Segregation distorters are selfish genetic elements that gain an evolutionary advantage by fundamentally violating Mendel’s Laws of inheritance. Such distorting systems are found in a wide swath of eukaryotes and powerfully bias segregation ratios in their own favor. When sex chromosomes gain distorting elements, massive shifts to the population sex ratio may even drive populations or species to extinction. While the selective advantage for selfish segregation is obvious, the origins of these distorting chromosomes have proven much more enigmatic.

The Sex-Ratio (SR) chromosomes in Drosophila pseudoobscura and its sister species Drosophila persimilis are classic cases of distorting X chromosomes. Males that carry these distorting X chromosomes produce almost exclusively X-bearing sperm, disrupting the sex ratio of their progeny. These SR chromosomes exist as stable polymorphisms in wild populations; neither species has acquired suppressors to counter distortion in males. Perhaps most fascinating is the observation that the D. persimilis SR (DperSR) chromosome lacks a large inversion acquired on the standard D. persimilis X (DperST) chromosome, causing it to be collinear with the standard chromosome of D. pseudoobscura (DpseST). This collinearity is nearly or entirely complete, and it has been mapped down to a short array of repeats at either breakpoint. The simplest explanation for this strange collinearity between DperSR and DpseST is that the DperSR chromosome may have been derived through re-inversion at the same breakpoints to restore collinearity with DpseST.

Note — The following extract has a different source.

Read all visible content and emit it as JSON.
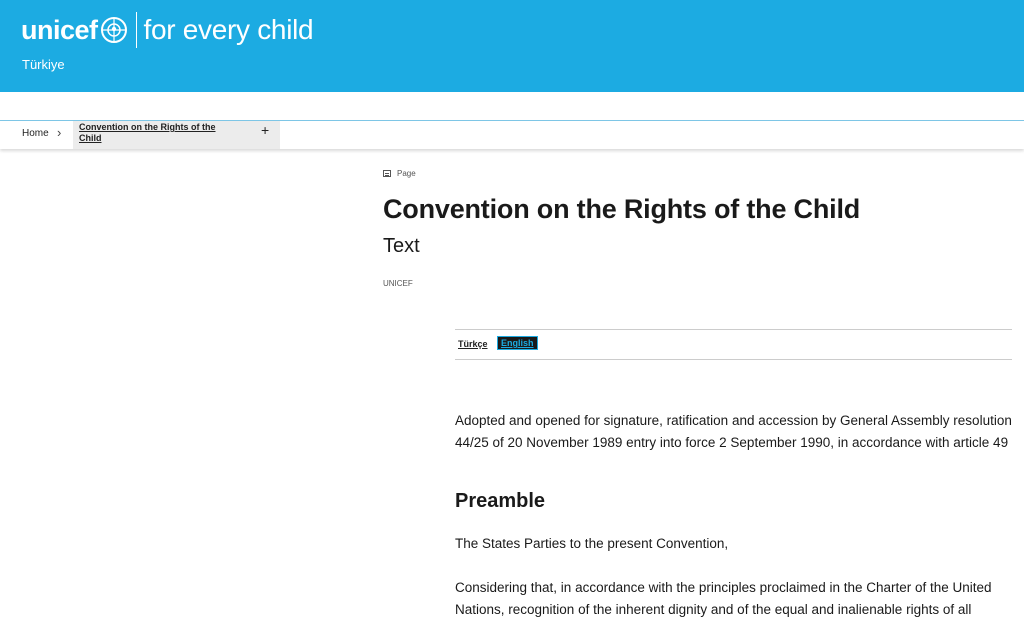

Surprisingly, our results show that this is not the case. A sliding window phylogeny test across the X chromosome shows that DperSR clearly clusters with DpseST, forming a monophyletic group across species. This clustering is specifically found at the chromosomal inversion breakpoints, where recombination between DperSR and DperST is heavily limited. Through further statistical methods designed to detect gene flow between populations, we detect robust signatures of introgression between DpseST and DperSR. Together, our data suggest a recent origin for D. persimilis SR chromosome through transfer from D. pseudoobscura. While gene flow across species is halted by hybrid incompatibilities, this chromosome may have persisted in its sister species through its ability to distort. Thus, while distorting elements have been implicated in generating hybrid incompatibility, our work indicates that segregation distorters may also promote gene flow across species by conferring a strong selective advantage to an otherwise deleterious genotype.